What is hex_flow_node_data

hex_flow_node_data provides hex-flow nodes for recording and replaying robot data. It currently supports two operations: recording — subscribing to robot state, camera color, and camera depth topics, and writing them to Foxglove MCAP files via hex_util_data; and replay — reading MCAP files and publishing recorded data back onto the network. The record node is toggle-controlled by a boolean message on the record topic, enabling episode-based data collection.

What problem it solves

• Episode-based data collection: Supports multiple recording episodes, each written as a separate episode_NNNNNN.mcap file, making it easy to organize training data for imitation learning or model-based RL.
• Dynamic topic discovery: Automatically classifies topics by suffix (*state, *color, *depth) from the HEX_FLOW_REMAP JSON configuration, so the same binary works with any robot configuration — no code changes needed.
• Foxglove-native format: Writes MCAP files compatible with Foxglove Studio for visualization and analysis.
• Flexible recording control: Start/stop recording via a dedicated record topic; integrates with keyboard teleoperation or any other trigger source.
• Integrated testing: Ships with a test node that publishes predefined control commands and toggles recording on the S key — no additional tools needed.
• Simulation & real-robot support: Example launch configurations demonstrate integration with both MuJoCo simulation and real Archer Y6 robots with cameras.

Target users

• Engineers collecting demonstration data from HEXFELLOW robot systems for imitation learning or behavior cloning.
• Researchers running data acquisition pipelines (teleoperation → recording) before training policies.
• Developers building on the hex-flow framework who need a working data recording and replay layer.

Nodes

Node	Description	Publishes	Subscribes
hex-flow-data-record	Records robot state and camera data to MCAP	—	{side}_arm_state, {side}_grip_state, obj_pose, {cam}_color, {cam}_depth, record
hex-flow-data-record-test	Terminal-based test control for recording	{side}_arm_ctrl, {side}_grip_ctrl, record	keys
hex-flow-data-replay	Replays MCAP data back onto the network	{side}_arm_state, {side}_grip_state, obj_pose, {cam}_color, {cam}_depth	—

📦 Installation

Requirements

• Python >= 3.10
• OS: Ubuntu (or other Linux)
• Core dependencies:
  • hex_flow_core >= 0.0.0, < 0.1.0
  • hex_util_data >= 0.0.0, < 0.1.0
  • hex_util_msg >= 0.0.0, < 0.1.0
  • hex_util_runtime >= 0.0.0, < 0.1.0
  • hex_util_robot >= 0.0.0, < 0.1.0

Install hex-flow-cli

For Ubuntu or any Debian-based system, install Zenoh and hex-flow CLI:

sudo apt update
sudo apt install -y curl gpg

curl -L https://download.eclipse.org/zenoh/debian-repo/zenoh-public-key | sudo gpg --dearmor --yes --output /etc/apt/keyrings/zenoh-public-key.gpg
echo "deb [signed-by=/etc/apt/keyrings/zenoh-public-key.gpg] https://download.eclipse.org/zenoh/debian-repo/ /" | sudo tee -a /etc/apt/sources.list > /dev/null
sudo apt update
sudo apt install zenoh curl

curl -fsSL https://raw.githubusercontent.com/hexfellow/hex-flow/main/install.sh | sh

For other systems, please install zenohd yourself, then run the install script.
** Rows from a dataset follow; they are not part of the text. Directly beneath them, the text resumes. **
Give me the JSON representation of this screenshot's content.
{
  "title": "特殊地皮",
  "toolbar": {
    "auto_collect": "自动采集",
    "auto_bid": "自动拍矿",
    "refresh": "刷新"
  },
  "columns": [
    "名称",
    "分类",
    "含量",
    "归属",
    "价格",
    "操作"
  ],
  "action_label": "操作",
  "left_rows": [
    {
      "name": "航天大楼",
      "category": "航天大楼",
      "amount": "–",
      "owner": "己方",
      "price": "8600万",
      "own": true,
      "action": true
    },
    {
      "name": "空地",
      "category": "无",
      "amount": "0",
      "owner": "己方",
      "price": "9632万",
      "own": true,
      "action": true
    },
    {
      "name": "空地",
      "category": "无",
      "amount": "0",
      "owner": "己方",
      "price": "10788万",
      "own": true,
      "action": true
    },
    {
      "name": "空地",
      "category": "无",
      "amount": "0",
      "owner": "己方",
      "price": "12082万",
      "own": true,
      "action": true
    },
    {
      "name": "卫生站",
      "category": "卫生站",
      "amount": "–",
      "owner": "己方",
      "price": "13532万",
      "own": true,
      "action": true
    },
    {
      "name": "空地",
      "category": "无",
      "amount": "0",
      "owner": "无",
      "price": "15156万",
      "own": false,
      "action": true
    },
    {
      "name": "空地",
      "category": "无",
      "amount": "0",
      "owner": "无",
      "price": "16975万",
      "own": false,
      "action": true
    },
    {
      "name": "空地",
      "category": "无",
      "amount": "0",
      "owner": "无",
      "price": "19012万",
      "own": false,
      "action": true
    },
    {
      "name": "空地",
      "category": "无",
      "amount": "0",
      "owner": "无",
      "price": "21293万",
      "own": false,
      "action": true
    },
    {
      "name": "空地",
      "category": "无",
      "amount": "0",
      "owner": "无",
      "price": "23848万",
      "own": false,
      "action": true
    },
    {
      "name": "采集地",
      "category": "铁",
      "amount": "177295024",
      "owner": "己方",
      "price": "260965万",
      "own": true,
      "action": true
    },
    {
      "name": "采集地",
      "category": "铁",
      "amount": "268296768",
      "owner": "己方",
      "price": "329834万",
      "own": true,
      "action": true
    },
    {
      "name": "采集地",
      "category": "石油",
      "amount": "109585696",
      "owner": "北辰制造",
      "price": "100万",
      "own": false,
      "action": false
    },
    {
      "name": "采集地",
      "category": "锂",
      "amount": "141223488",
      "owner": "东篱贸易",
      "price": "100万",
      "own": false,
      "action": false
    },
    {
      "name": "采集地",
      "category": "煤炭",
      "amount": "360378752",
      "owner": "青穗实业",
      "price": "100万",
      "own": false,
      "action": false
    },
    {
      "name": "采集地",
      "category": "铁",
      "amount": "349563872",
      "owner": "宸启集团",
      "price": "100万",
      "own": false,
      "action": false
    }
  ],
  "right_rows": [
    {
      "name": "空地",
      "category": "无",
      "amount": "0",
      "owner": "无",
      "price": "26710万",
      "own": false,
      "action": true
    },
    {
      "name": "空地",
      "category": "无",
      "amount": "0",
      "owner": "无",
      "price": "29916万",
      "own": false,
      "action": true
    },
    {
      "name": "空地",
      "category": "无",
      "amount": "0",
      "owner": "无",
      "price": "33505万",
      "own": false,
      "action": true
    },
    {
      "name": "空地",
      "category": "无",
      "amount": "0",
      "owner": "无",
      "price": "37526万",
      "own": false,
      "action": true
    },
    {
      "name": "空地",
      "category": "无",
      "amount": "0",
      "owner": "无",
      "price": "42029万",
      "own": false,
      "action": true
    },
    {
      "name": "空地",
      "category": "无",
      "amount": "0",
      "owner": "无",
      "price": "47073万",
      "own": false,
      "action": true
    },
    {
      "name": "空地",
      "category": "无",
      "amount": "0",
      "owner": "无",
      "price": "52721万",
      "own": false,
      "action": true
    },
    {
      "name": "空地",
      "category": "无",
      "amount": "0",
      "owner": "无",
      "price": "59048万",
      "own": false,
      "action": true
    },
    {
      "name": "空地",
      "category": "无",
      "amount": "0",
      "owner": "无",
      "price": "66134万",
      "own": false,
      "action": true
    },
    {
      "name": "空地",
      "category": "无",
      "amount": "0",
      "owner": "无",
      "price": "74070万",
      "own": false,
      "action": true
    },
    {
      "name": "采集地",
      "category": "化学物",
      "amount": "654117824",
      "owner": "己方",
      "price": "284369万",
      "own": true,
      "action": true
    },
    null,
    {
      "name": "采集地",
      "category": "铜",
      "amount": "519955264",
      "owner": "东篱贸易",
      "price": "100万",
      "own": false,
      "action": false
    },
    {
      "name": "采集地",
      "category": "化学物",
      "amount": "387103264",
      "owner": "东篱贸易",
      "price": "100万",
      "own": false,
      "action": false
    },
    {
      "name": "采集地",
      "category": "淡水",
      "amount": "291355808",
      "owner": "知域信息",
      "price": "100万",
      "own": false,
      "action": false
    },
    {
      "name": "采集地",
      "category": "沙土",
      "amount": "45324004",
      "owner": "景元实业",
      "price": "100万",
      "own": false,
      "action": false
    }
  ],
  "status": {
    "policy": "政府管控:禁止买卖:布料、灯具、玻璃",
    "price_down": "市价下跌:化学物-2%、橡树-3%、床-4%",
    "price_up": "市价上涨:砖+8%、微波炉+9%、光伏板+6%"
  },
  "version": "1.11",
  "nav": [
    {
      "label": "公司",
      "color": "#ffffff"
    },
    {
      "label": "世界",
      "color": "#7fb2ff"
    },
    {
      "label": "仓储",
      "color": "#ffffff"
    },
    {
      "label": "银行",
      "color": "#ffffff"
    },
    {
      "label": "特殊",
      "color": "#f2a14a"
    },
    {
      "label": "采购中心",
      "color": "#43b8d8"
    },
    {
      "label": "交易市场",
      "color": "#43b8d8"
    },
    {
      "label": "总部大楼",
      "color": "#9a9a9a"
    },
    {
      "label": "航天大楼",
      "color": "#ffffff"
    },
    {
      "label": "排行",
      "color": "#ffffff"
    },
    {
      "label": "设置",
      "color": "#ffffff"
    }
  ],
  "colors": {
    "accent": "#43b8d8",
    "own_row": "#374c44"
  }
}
Install hex-flow-node-data from PyPI

pip install hex_flow_node_data

Install hex-flow-node-data from source

We provide a venv.sh script to create a virtual environment with all dependencies installed. However, you need to install uv first. For uv installation, please refer to uv official installation guide.

curl -LsSf https://astral.sh/uv/install.sh | sh

Then you can use venv.sh to create a virtual environment with all dependencies installed:

git clone https://github.com/hexfellow/hex_flow_node_data.git
cd hex_flow_node_data
./venv.sh

📑 Python Config API

The package provides helper functions that return NodeConfig objects for easy integration into your LaunchConfig.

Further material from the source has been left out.